The proportion of nosocomial bacteremia cases caused by methicillin-resistant Staphylococcus aureus declined from 20% to 10%, whereas rates for bacteremia caused by vancomycin-resistant enterococci held steady at about 7%.

It is possible that in some cases the replacement agents continued to foster resistance to the antibiotics the hospital had stopped using, Dr. Sarwari suggested. Although this theory to explain the findings is not new, future studies may be able to discern how the use of one antibiotic affects resistance to another drug or class of drugs.

In a separate poster presentation, Dr. Sarwari and his coinvestigators reported that antibiotic use and resistance rates in an ICU were similar to the results for the hospital as a whole.

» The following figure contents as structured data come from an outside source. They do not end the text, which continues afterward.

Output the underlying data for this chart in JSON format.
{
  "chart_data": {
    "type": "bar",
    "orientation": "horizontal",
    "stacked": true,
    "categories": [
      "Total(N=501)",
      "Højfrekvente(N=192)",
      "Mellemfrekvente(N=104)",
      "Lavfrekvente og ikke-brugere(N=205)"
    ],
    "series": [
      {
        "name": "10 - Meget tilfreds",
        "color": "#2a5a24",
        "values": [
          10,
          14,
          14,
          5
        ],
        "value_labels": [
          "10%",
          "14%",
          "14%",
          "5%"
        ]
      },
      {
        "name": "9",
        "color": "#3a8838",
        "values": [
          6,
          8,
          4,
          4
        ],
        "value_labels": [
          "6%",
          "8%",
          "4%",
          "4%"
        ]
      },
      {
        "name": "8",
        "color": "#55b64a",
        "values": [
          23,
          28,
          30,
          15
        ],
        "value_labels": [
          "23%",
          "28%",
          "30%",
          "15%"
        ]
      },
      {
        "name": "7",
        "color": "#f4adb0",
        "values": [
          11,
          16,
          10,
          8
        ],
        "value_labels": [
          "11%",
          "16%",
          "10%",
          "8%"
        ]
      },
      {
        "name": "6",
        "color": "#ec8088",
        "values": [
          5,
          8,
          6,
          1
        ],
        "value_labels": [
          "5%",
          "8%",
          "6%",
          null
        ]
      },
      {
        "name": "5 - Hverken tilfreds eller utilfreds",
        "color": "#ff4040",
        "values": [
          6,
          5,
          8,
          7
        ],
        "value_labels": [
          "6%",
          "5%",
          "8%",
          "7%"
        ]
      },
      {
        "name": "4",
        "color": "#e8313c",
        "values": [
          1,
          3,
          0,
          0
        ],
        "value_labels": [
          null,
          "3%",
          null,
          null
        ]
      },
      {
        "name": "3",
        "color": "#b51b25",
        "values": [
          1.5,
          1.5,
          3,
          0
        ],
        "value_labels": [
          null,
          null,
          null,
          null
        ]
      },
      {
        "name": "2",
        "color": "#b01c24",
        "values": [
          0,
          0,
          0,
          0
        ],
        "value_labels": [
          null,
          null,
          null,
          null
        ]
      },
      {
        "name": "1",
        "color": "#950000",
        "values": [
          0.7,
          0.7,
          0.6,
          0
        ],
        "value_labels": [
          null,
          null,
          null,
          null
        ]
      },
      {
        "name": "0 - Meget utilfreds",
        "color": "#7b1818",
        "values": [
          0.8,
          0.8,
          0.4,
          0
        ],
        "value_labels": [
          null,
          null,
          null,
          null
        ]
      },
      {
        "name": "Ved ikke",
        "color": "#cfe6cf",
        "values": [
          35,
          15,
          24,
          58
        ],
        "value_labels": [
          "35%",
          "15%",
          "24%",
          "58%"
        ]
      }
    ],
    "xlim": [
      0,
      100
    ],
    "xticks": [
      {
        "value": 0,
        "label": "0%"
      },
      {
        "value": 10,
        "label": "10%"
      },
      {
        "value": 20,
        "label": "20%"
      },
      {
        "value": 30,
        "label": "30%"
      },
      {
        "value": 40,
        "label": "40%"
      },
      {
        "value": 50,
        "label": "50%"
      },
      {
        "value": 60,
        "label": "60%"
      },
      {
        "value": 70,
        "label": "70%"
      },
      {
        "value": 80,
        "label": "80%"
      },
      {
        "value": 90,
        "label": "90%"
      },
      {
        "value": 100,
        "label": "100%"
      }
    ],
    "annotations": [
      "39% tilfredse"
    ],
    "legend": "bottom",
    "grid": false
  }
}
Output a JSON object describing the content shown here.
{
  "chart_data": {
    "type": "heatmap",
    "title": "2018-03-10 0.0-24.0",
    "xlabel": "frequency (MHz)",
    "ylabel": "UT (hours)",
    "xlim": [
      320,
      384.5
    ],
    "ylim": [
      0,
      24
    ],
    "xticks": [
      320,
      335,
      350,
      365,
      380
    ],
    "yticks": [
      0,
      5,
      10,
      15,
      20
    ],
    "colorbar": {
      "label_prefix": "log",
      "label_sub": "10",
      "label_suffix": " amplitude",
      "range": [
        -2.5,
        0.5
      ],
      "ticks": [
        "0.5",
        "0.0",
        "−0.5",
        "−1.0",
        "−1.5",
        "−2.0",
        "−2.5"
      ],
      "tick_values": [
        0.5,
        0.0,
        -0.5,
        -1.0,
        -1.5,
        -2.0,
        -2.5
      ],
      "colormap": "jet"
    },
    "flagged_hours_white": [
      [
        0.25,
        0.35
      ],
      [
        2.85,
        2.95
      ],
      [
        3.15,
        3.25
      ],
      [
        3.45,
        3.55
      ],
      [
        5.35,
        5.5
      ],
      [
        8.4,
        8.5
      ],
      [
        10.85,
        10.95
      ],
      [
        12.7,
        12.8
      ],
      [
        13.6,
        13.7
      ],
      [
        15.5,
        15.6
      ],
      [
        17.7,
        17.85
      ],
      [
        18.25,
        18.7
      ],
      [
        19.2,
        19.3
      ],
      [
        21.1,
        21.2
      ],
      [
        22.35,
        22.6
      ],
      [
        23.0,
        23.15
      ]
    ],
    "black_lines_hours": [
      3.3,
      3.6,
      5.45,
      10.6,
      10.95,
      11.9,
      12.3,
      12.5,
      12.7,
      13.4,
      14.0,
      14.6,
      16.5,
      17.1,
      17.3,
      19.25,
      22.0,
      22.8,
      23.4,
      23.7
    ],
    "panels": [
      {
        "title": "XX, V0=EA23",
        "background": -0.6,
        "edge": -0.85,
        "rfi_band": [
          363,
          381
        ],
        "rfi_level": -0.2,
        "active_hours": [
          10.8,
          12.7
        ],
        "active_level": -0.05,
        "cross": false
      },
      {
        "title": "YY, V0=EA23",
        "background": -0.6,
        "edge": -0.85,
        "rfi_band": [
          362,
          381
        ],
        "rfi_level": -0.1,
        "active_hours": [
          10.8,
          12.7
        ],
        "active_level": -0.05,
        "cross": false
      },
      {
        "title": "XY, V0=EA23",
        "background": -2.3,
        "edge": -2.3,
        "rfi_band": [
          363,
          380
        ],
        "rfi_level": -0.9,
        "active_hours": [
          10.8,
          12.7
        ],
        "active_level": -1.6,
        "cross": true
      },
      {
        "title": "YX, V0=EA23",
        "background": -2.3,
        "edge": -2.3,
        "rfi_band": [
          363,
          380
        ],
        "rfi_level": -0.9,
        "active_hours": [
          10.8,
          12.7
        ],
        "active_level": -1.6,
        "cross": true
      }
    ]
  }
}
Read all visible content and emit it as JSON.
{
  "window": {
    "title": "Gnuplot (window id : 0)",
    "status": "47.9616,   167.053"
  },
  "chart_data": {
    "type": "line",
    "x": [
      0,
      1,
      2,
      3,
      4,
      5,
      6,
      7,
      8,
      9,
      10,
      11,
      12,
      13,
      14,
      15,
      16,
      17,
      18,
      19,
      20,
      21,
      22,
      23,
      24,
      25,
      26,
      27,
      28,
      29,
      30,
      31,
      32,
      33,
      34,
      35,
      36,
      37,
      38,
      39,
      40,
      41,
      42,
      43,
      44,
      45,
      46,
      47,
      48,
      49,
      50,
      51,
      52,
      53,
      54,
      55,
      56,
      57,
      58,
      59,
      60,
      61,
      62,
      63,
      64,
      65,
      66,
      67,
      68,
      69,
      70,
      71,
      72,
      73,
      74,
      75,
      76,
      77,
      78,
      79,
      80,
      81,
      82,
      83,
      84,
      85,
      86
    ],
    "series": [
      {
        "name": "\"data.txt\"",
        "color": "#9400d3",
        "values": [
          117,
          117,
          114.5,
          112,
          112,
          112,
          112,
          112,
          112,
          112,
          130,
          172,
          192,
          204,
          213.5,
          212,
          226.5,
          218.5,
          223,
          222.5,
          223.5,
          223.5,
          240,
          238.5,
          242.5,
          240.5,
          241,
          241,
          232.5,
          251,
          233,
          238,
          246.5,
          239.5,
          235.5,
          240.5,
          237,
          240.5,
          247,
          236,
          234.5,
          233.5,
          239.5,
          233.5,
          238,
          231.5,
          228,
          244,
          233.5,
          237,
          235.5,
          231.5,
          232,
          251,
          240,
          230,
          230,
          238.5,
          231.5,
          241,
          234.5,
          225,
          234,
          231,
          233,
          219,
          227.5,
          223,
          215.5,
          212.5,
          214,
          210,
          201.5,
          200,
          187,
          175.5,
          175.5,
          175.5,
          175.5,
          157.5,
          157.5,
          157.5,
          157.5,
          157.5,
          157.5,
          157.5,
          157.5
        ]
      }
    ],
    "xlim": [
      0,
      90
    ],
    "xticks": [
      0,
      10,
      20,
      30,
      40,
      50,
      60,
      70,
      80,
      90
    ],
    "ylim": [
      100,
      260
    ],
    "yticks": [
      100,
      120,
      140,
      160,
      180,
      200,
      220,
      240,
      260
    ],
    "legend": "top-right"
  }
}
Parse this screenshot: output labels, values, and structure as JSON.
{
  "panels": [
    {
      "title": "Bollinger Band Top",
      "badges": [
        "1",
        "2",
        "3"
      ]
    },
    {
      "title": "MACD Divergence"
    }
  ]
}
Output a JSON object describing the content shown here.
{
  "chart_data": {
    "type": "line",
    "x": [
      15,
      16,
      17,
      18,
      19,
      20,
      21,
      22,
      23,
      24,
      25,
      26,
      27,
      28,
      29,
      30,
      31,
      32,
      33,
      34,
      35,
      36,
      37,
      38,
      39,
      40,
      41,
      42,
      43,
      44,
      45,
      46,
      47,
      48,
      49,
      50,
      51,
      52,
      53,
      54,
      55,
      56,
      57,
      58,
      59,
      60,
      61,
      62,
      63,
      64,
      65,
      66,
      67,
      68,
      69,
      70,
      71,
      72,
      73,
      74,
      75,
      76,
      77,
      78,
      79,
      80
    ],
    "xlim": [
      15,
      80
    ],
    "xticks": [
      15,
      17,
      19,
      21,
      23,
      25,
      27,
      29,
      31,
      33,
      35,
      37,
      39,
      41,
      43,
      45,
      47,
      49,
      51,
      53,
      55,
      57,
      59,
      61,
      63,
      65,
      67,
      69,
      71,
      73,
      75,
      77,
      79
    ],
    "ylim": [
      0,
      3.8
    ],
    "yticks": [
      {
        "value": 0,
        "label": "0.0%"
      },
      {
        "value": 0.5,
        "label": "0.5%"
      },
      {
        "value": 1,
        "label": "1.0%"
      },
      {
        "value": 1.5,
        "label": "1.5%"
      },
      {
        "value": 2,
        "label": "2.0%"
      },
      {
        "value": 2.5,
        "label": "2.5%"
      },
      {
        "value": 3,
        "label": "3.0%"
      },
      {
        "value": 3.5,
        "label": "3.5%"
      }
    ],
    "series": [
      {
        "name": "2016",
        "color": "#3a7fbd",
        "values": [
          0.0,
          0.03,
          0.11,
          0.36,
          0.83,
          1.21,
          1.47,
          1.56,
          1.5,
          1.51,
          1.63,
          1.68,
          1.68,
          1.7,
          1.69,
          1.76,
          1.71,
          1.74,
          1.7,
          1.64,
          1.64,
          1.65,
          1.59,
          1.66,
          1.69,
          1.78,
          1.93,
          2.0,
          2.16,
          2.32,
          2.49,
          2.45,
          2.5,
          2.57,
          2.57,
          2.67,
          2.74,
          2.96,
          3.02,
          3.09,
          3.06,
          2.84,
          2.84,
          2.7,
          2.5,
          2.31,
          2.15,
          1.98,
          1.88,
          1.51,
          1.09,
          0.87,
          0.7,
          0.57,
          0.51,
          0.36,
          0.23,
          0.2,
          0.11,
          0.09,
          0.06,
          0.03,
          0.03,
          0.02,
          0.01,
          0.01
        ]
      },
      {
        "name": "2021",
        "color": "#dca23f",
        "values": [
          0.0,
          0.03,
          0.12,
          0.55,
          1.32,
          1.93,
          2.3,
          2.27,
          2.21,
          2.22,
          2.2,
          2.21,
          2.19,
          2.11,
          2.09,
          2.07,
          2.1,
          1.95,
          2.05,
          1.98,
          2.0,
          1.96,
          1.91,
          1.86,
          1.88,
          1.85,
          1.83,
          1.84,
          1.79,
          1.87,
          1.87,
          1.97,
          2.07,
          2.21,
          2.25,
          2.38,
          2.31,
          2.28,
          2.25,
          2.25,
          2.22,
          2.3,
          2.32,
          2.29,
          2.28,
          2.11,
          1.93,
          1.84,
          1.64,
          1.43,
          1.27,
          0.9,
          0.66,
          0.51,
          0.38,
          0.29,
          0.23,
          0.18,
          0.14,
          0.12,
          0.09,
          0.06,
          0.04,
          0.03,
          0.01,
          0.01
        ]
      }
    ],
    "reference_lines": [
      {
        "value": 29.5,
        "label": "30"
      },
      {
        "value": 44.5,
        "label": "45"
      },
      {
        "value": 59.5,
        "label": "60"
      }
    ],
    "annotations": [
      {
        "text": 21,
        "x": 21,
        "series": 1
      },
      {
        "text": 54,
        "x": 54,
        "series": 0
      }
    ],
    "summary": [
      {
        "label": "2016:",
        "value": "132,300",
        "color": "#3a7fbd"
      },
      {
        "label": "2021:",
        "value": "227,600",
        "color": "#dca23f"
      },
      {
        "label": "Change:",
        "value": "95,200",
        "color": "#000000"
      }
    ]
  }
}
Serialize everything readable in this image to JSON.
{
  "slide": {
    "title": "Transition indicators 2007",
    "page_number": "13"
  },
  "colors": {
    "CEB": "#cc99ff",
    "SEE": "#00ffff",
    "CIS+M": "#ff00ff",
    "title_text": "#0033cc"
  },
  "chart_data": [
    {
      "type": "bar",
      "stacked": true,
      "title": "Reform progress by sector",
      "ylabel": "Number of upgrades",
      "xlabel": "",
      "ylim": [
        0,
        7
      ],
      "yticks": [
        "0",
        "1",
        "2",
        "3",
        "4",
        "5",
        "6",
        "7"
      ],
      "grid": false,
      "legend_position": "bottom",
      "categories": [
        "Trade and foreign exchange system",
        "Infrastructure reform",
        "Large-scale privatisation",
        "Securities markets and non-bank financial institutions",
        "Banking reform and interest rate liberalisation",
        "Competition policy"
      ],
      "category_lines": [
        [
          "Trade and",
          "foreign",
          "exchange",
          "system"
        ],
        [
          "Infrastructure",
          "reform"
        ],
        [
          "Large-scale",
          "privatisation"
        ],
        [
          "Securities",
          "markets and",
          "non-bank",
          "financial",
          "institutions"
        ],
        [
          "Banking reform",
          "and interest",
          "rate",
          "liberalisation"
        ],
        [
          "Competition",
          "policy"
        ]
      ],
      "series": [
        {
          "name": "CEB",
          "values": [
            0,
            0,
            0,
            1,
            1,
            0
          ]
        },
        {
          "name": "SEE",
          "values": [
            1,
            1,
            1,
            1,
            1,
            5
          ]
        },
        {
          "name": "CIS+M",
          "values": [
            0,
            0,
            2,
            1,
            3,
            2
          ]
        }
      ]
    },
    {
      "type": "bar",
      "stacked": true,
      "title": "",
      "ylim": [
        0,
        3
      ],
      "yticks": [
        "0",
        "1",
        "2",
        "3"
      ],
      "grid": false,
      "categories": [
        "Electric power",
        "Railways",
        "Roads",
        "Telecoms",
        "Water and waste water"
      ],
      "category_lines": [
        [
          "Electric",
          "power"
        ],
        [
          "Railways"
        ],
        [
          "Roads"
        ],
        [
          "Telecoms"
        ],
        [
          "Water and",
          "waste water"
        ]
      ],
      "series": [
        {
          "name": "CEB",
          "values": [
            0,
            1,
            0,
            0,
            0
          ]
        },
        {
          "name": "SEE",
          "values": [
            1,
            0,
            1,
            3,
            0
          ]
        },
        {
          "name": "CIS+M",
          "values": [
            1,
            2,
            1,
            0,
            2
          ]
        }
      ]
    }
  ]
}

Dr. Sarwari said he thinks that a program similar to WVU's could work well at small community-based hospitals, especially if they incorporated only the most important elements of the program.

The hospital's antimicrobial stewardship program "appears to be reasonably successful in affecting institutional use and resistance, but I'm not sure it has [had much] influence on the problem of imported resistance," Dr. Sarwari said.

In the future, "the big thing we want to try to introduce is some form of molecular microbiology to better get a sense of how many resistant bugs are new strains versus the same strains being passed around due to poor infection control."

Dr. Sarwari disclosed no conflicts of interest.